Monday, June 15, 2009

Death and the King's Horseman

I'd known Wole Soyinka's masterpiece for a long time - written about it and workshopped scenes from it on various occasions. So I was genuinely excited finally to get the chance to see a full production at the National on Friday. The play's only been done once before in the UK, when Phyllida directed it in Manchester back in 1990 (!). In fact, I've only ever seen one other Soyinka play at all - which was The Lion and the Jewel at the Barbican a while ago. This is an altogether bigger piece, and it is brilliantly done at the National. Oddly, I'd not seen Rufus Norris's work before - but he has done this wonderfully.
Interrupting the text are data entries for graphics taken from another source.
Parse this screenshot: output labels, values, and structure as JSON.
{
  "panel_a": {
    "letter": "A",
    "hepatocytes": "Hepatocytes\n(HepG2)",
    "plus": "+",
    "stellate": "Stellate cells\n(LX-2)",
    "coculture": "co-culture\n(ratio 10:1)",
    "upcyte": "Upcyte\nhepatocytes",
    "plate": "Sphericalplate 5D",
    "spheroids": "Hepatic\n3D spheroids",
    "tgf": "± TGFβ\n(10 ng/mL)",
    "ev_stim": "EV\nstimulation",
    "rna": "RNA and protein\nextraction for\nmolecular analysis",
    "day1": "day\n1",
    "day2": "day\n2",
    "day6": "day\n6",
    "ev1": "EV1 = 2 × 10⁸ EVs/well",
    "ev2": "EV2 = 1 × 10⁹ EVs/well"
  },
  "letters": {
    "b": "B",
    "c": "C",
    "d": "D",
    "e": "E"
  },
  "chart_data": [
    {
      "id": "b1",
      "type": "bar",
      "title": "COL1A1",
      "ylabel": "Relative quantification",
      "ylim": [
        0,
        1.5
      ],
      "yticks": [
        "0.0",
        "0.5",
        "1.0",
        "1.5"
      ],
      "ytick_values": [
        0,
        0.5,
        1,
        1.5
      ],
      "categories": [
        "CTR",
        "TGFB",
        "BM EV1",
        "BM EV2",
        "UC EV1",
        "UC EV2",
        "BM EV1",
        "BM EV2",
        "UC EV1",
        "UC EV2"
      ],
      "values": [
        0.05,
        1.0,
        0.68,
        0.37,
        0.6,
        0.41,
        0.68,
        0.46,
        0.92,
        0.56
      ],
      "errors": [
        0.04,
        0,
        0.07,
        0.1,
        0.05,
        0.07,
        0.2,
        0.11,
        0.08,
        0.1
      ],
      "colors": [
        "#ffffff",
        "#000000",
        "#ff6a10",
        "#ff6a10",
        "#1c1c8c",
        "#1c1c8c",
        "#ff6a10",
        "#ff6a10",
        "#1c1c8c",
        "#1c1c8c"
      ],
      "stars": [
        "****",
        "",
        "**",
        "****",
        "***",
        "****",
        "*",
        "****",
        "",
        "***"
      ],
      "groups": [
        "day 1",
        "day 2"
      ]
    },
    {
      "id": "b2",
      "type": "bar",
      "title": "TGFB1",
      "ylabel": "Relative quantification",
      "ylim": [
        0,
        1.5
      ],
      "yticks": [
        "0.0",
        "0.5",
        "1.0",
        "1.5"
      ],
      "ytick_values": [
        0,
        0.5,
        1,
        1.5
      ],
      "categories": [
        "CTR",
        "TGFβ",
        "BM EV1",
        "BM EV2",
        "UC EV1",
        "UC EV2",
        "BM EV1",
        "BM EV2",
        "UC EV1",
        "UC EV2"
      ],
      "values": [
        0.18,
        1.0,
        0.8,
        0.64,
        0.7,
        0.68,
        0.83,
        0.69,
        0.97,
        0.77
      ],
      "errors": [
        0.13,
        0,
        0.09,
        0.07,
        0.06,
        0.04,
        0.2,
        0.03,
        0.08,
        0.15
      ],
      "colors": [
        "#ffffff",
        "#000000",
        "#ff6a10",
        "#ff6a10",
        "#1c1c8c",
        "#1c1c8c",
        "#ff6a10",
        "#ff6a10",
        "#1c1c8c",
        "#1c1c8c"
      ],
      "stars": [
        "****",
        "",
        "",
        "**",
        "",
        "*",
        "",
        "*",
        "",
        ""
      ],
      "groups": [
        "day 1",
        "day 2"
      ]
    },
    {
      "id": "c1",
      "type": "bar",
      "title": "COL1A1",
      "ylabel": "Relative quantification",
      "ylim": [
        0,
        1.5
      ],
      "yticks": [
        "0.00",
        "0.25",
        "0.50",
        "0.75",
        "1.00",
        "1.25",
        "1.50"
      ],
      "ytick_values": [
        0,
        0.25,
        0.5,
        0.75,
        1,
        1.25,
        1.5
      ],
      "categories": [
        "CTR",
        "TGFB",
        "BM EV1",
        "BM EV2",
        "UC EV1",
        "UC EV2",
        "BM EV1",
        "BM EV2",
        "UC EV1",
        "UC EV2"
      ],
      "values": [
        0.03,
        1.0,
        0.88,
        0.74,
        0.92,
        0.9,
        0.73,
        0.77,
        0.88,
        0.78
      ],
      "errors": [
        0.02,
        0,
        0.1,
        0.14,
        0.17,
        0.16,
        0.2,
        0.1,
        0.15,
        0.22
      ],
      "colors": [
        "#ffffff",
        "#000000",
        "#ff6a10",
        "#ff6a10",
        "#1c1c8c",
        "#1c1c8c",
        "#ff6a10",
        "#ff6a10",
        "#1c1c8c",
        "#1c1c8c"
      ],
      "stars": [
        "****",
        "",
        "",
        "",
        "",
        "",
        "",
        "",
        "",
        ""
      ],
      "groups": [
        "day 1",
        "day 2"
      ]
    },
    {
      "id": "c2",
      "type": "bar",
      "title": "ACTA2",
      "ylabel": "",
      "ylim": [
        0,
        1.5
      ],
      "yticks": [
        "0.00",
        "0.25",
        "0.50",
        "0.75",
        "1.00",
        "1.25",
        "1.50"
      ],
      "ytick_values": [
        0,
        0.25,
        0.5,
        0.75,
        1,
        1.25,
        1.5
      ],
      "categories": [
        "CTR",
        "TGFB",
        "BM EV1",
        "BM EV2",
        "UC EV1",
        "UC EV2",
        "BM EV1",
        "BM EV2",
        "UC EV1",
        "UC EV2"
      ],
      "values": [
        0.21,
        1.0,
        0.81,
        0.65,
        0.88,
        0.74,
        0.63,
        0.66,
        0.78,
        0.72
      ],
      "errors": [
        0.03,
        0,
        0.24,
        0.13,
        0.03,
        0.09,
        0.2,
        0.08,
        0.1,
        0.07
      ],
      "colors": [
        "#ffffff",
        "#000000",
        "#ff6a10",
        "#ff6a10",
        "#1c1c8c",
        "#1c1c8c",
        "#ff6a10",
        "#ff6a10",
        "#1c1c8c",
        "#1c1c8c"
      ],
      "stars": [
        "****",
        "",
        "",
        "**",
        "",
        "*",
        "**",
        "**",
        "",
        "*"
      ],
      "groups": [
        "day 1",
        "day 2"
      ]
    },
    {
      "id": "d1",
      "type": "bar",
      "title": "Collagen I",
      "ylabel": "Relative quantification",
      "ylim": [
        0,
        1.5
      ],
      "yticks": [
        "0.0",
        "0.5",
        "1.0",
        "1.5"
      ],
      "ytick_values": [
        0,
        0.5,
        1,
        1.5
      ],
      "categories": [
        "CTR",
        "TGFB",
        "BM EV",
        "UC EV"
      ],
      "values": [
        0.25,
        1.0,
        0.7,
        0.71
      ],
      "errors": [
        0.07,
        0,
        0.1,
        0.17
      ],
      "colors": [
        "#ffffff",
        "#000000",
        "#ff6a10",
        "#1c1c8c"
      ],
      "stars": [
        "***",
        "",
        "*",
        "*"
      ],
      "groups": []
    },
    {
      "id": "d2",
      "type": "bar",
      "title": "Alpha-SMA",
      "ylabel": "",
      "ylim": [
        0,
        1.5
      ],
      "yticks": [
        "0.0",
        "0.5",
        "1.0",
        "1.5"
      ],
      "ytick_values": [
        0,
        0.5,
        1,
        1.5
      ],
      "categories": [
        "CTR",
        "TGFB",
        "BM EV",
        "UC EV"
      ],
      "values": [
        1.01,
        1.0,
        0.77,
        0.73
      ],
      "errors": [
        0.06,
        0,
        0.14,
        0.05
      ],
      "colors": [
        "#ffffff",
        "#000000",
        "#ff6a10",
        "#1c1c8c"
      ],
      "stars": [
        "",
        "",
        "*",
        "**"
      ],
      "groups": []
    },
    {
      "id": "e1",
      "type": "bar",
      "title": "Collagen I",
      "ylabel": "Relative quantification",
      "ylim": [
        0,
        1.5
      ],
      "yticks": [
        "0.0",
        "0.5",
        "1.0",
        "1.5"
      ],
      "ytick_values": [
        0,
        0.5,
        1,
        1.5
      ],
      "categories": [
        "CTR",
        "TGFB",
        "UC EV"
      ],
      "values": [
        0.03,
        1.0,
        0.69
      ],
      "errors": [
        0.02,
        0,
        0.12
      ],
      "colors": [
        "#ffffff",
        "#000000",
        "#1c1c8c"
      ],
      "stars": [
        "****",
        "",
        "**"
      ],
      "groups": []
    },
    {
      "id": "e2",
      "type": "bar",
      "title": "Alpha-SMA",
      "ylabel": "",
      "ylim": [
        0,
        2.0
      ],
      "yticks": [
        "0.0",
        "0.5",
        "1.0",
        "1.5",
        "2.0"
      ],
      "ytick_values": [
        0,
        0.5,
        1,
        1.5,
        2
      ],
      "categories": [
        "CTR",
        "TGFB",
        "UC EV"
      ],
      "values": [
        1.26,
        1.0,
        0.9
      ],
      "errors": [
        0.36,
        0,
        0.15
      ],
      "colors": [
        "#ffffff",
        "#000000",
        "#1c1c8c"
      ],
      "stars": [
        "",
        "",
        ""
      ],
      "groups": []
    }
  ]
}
It's very funny and it's genuinely tragic.

One of the most interesting decisions is to have the white characters played by black actors, who are "whited up" on stage at the start of the performance. It's very similar to the effect in Almighty Voice and His Wife - where the ghosts are in white-face for the second half - you sense the conventions of a racist theatre being turned on their head by a post-colonial production. If the District Officer and his wife were played by white actors, then it's almost inevitable that, for all the absurdity of the characters, the predominantly white, middle-class audience at the National would end up identifying with them. Done like this, the whole play clearly emerges from the Yoruba viewpoint, so the two-dimensionality of the white characters becomes an advantage, and their absurd, sub-Coward language is the comic relief to the rich poetry of the Yoruba characters.

I keep remembering our own production of The Dilemma of a Ghost - which had a similar aesthetic, though a lower budget! The presence of Seun Shote in the cast makes the memory very tangible.

1 comment:

JG said...

Hello Michael,
I know it is often said that Phyllida Lloyd's Manchester production of Death and the King's Horseman was the first in the UK, but that credit actually goes to a Hull student production directed by Chris Kamlongera.